Extending ER models to capture database transformations to build data sets for data mining

0
84

Authors: Carlos Ordonez, David Sergio Matusevich, Sofian Maabout, Wellington Cabrera

Tags: 2013, conceptual modeling

In a data mining project developed on a relational database, a significant effort is required to build a data set for analysis. The main reason is that, in general, the database has a collection of normalized tables that must be joined, aggregated and transformed in order to build the required data set. Such scenario results in many complex SQL queries that are written independently from each other, in a disorganized manner. Therefore, the database grows with many tables and views that are not present as entities in the ER model and similar SQL queries are written multiple times, creating problems in database evolution and software maintenance.
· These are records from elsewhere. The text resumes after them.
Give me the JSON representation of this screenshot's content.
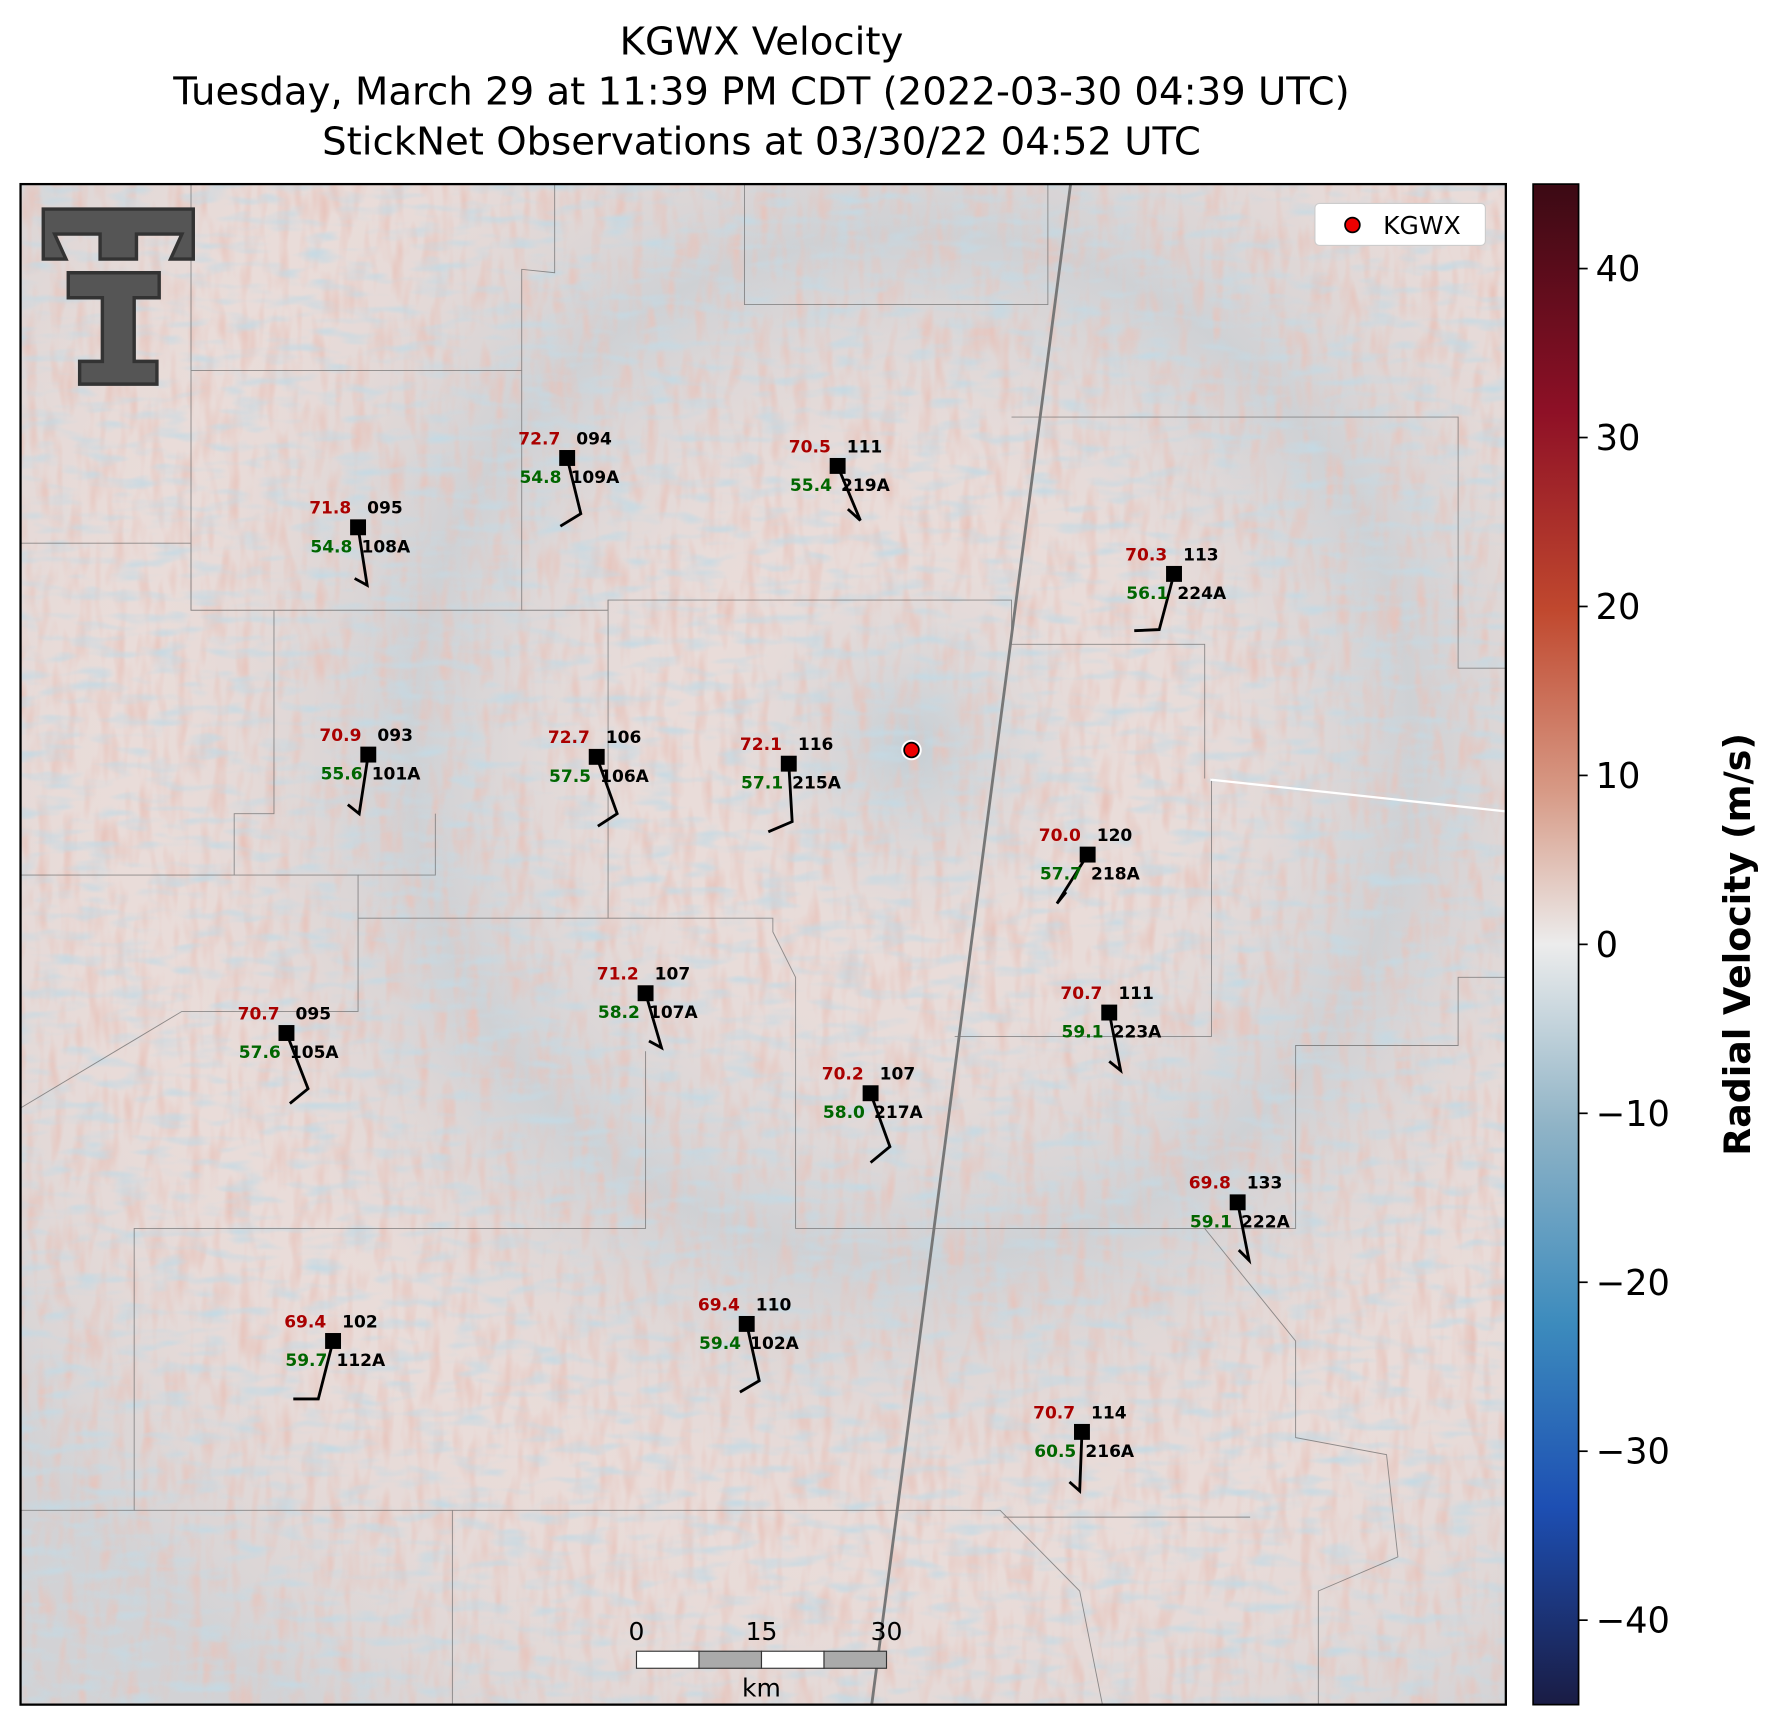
{
  "title": "KGWX Velocity",
  "subtitle": "Tuesday, March 29 at 11:39 PM CDT (2022-03-30 04:39 UTC)",
  "subtitle2": "StickNet Observations at 03/30/22 04:52 UTC",
  "legend": "KGWX",
  "colorbar": {
    "label": "Radial Velocity (m/s)",
    "lim": [
      -45,
      45
    ],
    "ticks": [
      {
        "value": -40,
        "label": "−40"
      },
      {
        "value": -30,
        "label": "−30"
      },
      {
        "value": -20,
        "label": "−20"
      },
      {
        "value": -10,
        "label": "−10"
      },
      0,
      10,
      20,
      30,
      40
    ]
  },
  "scale_bar": {
    "ticks": [
      0,
      15,
      30
    ],
    "unit": "km"
  },
  "stations": [
    {
      "temperature": "71.8",
      "dewpoint": "54.8",
      "code": "095",
      "id": "108A"
    },
    {
      "temperature": "72.7",
      "dewpoint": "54.8",
      "code": "094",
      "id": "109A"
    },
    {
      "temperature": "70.5",
      "dewpoint": "55.4",
      "code": "111",
      "id": "219A"
    },
    {
      "temperature": "70.3",
      "dewpoint": "56.1",
      "code": "113",
      "id": "224A"
    },
    {
      "temperature": "70.9",
      "dewpoint": "55.6",
      "code": "093",
      "id": "101A"
    },
    {
      "temperature": "72.7",
      "dewpoint": "57.5",
      "code": "106",
      "id": "106A"
    },
    {
      "temperature": "72.1",
      "dewpoint": "57.1",
      "code": "116",
      "id": "215A"
    },
    {
      "temperature": "70.0",
      "dewpoint": "57.7",
      "code": "120",
      "id": "218A"
    },
    {
      "temperature": "71.2",
      "dewpoint": "58.2",
      "code": "107",
      "id": "107A"
    },
    {
      "temperature": "70.7",
      "dewpoint": "57.6",
      "code": "095",
      "id": "105A"
    },
    {
      "temperature": "70.7",
      "dewpoint": "59.1",
      "code": "111",
      "id": "223A"
    },
    {
      "temperature": "70.2",
      "dewpoint": "58.0",
      "code": "107",
      "id": "217A"
    },
    {
      "temperature": "69.8",
      "dewpoint": "59.1",
      "code": "133",
      "id": "222A"
    },
    {
      "temperature": "69.4",
      "dewpoint": "59.7",
      "code": "102",
      "id": "112A"
    },
    {
      "temperature": "69.4",
      "dewpoint": "59.4",
      "code": "110",
      "id": "102A"
    },
    {
      "temperature": "70.7",
      "dewpoint": "60.5",
      "code": "114",
      "id": "216A"
    }
  ]
}
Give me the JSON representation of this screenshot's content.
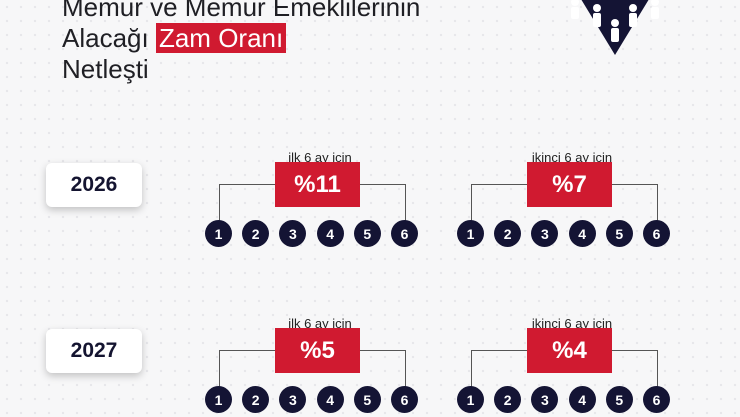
{
  "title": {
    "line1": "Memur ve Memur Emeklilerinin",
    "line2_prefix": "Alacağı",
    "line2_highlight": "Zam Oranı",
    "line3": "Netleşti"
  },
  "colors": {
    "accent": "#d01a30",
    "navy": "#141434"
  },
  "logo_icon": "people-group-diamond-icon",
  "years": [
    {
      "year": "2026",
      "first": {
        "label": "ilk 6 ay için",
        "rate": "%11"
      },
      "second": {
        "label": "ikinci 6 ay için",
        "rate": "%7"
      }
    },
    {
      "year": "2027",
      "first": {
        "label": "ilk 6 ay için",
        "rate": "%5"
      },
      "second": {
        "label": "ikinci 6 ay için",
        "rate": "%4"
      }
    }
  ],
  "months": [
    "1",
    "2",
    "3",
    "4",
    "5",
    "6"
  ]
}
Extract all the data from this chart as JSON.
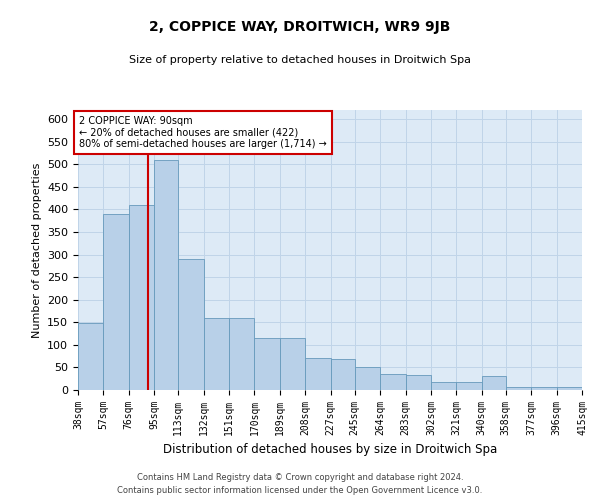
{
  "title": "2, COPPICE WAY, DROITWICH, WR9 9JB",
  "subtitle": "Size of property relative to detached houses in Droitwich Spa",
  "xlabel": "Distribution of detached houses by size in Droitwich Spa",
  "ylabel": "Number of detached properties",
  "footer_line1": "Contains HM Land Registry data © Crown copyright and database right 2024.",
  "footer_line2": "Contains public sector information licensed under the Open Government Licence v3.0.",
  "annotation_title": "2 COPPICE WAY: 90sqm",
  "annotation_line1": "← 20% of detached houses are smaller (422)",
  "annotation_line2": "80% of semi-detached houses are larger (1,714) →",
  "property_size": 90,
  "bar_color": "#b8d0e8",
  "bar_edge_color": "#6699bb",
  "redline_color": "#cc0000",
  "annotation_box_color": "#cc0000",
  "grid_color": "#c0d4e8",
  "background_color": "#ddeaf6",
  "bin_labels": [
    "38sqm",
    "57sqm",
    "76sqm",
    "95sqm",
    "113sqm",
    "132sqm",
    "151sqm",
    "170sqm",
    "189sqm",
    "208sqm",
    "227sqm",
    "245sqm",
    "264sqm",
    "283sqm",
    "302sqm",
    "321sqm",
    "340sqm",
    "358sqm",
    "377sqm",
    "396sqm",
    "415sqm"
  ],
  "bin_edges": [
    38,
    57,
    76,
    95,
    113,
    132,
    151,
    170,
    189,
    208,
    227,
    245,
    264,
    283,
    302,
    321,
    340,
    358,
    377,
    396,
    415
  ],
  "bar_heights": [
    148,
    390,
    410,
    510,
    290,
    160,
    160,
    115,
    115,
    70,
    68,
    52,
    35,
    33,
    18,
    18,
    30,
    7,
    7,
    7,
    7
  ],
  "ylim": [
    0,
    620
  ],
  "yticks": [
    0,
    50,
    100,
    150,
    200,
    250,
    300,
    350,
    400,
    450,
    500,
    550,
    600
  ]
}
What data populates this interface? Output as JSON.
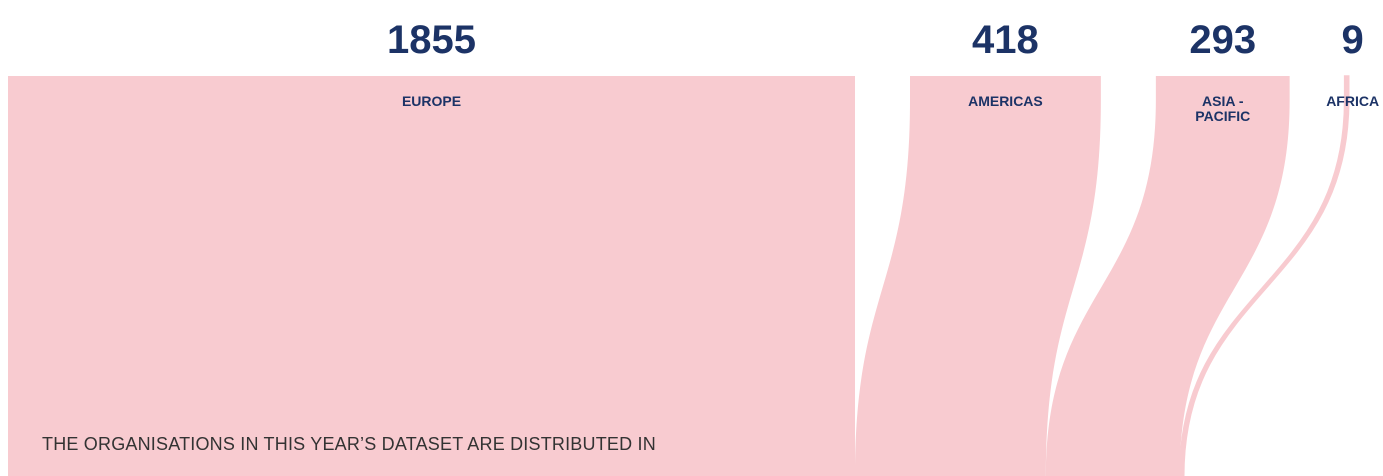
{
  "chart_data": {
    "type": "sankey",
    "categories": [
      "EUROPE",
      "AMERICAS",
      "ASIA - PACIFIC",
      "AFRICA"
    ],
    "values": [
      1855,
      418,
      293,
      9
    ],
    "color": "#f8cbd0",
    "caption": "THE ORGANISATIONS IN THIS YEAR’S DATASET ARE DISTRIBUTED IN"
  }
}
In this paper, we classify potential database transformations, we extend an ER diagram with entities capturing database transformations and we introduce an algorithm which automates the creation of such extended ER model. We present a case study with a public database illustrating database transformations to build a data set to compute a typical data mining model.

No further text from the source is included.